Perspicaz foi também o debate com a plateia sobre a importância da proximidade
entre montagem de imagem e som.
Para a tarde estava marcada a presença de Tom Stern (director de
fotografia de Gran Torino, Mystic River ou Hunger Games), para mim um dos
grandes atractivos deste FEST 2012, mas tal acabou por não acontecer.

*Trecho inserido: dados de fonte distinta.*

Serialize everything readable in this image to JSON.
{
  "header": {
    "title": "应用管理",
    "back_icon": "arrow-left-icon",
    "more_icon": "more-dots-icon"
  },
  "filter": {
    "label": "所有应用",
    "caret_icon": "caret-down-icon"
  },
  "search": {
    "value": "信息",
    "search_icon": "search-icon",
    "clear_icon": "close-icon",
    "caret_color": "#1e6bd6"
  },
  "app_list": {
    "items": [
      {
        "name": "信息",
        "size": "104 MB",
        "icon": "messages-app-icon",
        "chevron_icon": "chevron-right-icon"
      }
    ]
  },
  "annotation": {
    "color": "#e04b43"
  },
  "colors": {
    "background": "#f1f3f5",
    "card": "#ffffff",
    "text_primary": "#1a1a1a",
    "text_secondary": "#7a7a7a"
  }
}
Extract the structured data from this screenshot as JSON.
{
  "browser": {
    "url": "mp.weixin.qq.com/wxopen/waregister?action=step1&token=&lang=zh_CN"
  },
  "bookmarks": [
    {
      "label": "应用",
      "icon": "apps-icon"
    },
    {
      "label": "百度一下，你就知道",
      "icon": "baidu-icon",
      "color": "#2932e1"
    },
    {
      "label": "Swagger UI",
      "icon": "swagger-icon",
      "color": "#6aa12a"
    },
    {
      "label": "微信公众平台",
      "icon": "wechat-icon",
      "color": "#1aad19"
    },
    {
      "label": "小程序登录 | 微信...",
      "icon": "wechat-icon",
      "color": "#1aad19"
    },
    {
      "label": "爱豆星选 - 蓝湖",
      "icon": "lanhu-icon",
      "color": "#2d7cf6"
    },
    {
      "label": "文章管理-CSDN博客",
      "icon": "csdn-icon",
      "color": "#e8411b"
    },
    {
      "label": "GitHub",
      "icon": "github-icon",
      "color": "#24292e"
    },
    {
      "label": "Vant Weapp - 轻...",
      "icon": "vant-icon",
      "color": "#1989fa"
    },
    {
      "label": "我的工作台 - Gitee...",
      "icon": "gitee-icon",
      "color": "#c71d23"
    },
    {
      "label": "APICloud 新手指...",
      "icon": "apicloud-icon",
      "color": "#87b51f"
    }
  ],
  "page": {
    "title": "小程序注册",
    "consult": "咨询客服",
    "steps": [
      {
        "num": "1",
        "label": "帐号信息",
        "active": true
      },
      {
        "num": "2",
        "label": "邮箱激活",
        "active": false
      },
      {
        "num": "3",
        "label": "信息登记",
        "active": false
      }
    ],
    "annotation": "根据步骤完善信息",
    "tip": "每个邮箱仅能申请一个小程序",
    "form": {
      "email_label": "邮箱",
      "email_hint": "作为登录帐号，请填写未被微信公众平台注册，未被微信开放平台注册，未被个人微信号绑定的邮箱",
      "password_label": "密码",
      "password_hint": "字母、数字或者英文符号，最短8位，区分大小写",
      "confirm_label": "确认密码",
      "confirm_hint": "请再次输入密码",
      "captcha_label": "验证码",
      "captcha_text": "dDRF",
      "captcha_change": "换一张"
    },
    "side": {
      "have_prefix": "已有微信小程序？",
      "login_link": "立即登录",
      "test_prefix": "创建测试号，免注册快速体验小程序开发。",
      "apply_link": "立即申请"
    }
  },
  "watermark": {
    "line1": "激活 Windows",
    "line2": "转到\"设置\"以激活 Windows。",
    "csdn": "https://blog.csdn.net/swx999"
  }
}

Refugiei-me então durante horas na Sala 2, onde percorri 2 ciclos de curtas, um
chamado Future Shorts, o outro Noruega, e que se mostraram muito mais
interessantes que o de quinta-feira.
Em
Tumult (Johnny Barrington, 2011), três guerreiros nórdicos parecem
perdidos e a tentar sobreviver a ferimentos contraídos em batalha. A frieza do
início (que podia ter saído de um dos filmes históricos de Pasolini) é
subitamente contraposta com humor muito negro: um autocarro com turistas
aparece, deixando-(n)os incrédulos, a pensar como é que tal anacronismo é
possível. Rapidamente há mal-entendidos a modos que violentos entre os dois
grupos de eras diferentes.
8/10
Helicópteros militares a sobrevoar um deserto iniciam manobras
invulgares até, propositadamente, chocarem uns contra os outros, numa bola de
fogo imensa, visível a quilómetros de distância. Planícies arenosas estendem-se
no horizonte, o calor e a secura perpassam pelo filme, a banda sonora ribomba,
cada vez mais alto e cada vez mais desordenada, numa mescla de ataque aos
sentidos, como uma visão do apocalipse, até que aparece o título da curta:
We'll All Become Oil (Mihai Grecu, 2011). Inacreditável.
10/10
O ciclo de cinema norueguês sucedeu-se pouco tempo depois; no geral, o
melhor e mais equilibrado deles todos, cinco curtas com execuções muito
diferentes mas que me surpreenderam pela sua consistência a nível de
fotografia.
Começou com
Come To Heaven Of Hearts (Linn Karen Forland, 2011), uma
surpreendente viagem pelo mundo de uma idosa internada num lar. Sem diálogos e
com imagens e associações de imagens bizarras mas extremamente originais,
provocadoras e inesquecíveis, a realizadora consegue ligar-nos à psicologia de
alguém claramente no fim da vida, talvez já com muito pouca noção da realidade,
apenas presa a memórias vagas.
10/10
Seguiu-se
Krantsid (Sutharsan Bala, 2009), uma história mais elaborada
sobre imigrantes muçulmanos na Noruega, uma família de três elementos, uma rapariga,
o irmão mais novo e adolescente, e o avô de ambos. Um retrato social que mostra
personagens que não estão bem inseridos na sociedade em que se movimentam e que
não os respeita, presos à tradição, querendo mais, enfim, claramente um quadro
passível de gerar conflitos internos e externos ao trio. Apesar de algumas
cenas me terem parecido mal construídas, como o encontro aleatório inicial
entre a rapariga e um condutor de comboios, a fotografia deste filme é
simplesmente única, com tons tão desaturados que só vemos azul e cinzento, para
além de uma grande densidade de grão.
7/10
Nostalgia (Katie Hetland, 2009) foi a mais curta de todas; apesar de ter o aspecto de um
anúncio da Milka, não deixa de ser muito comovente. Um idoso viúvo recorda a
sua vida, em especial a sua vida em conjunto com a mulher da sua vida, através
da música. Imagens do passado são rebobinadas na tela, tal como são rebobinadas
na mente do homem. Deixa uma lágrima no canto do olho.
7/10
Ao ver
Scratch (Jakob Rorvik, 2008) só me vinha um nome à cabeça:
Joachim Trier. Talvez o realizador norueguês mais conhecido da actualidade, a
sua influência nesta história de uma artista que planeia uma exposição de
fotografia é notória, desde os ambientes urbanos, à escolha da actriz principal
(Viktoria Winge, a mesma de Reprise), ao tema da obsessão, os paralelismos são muitos...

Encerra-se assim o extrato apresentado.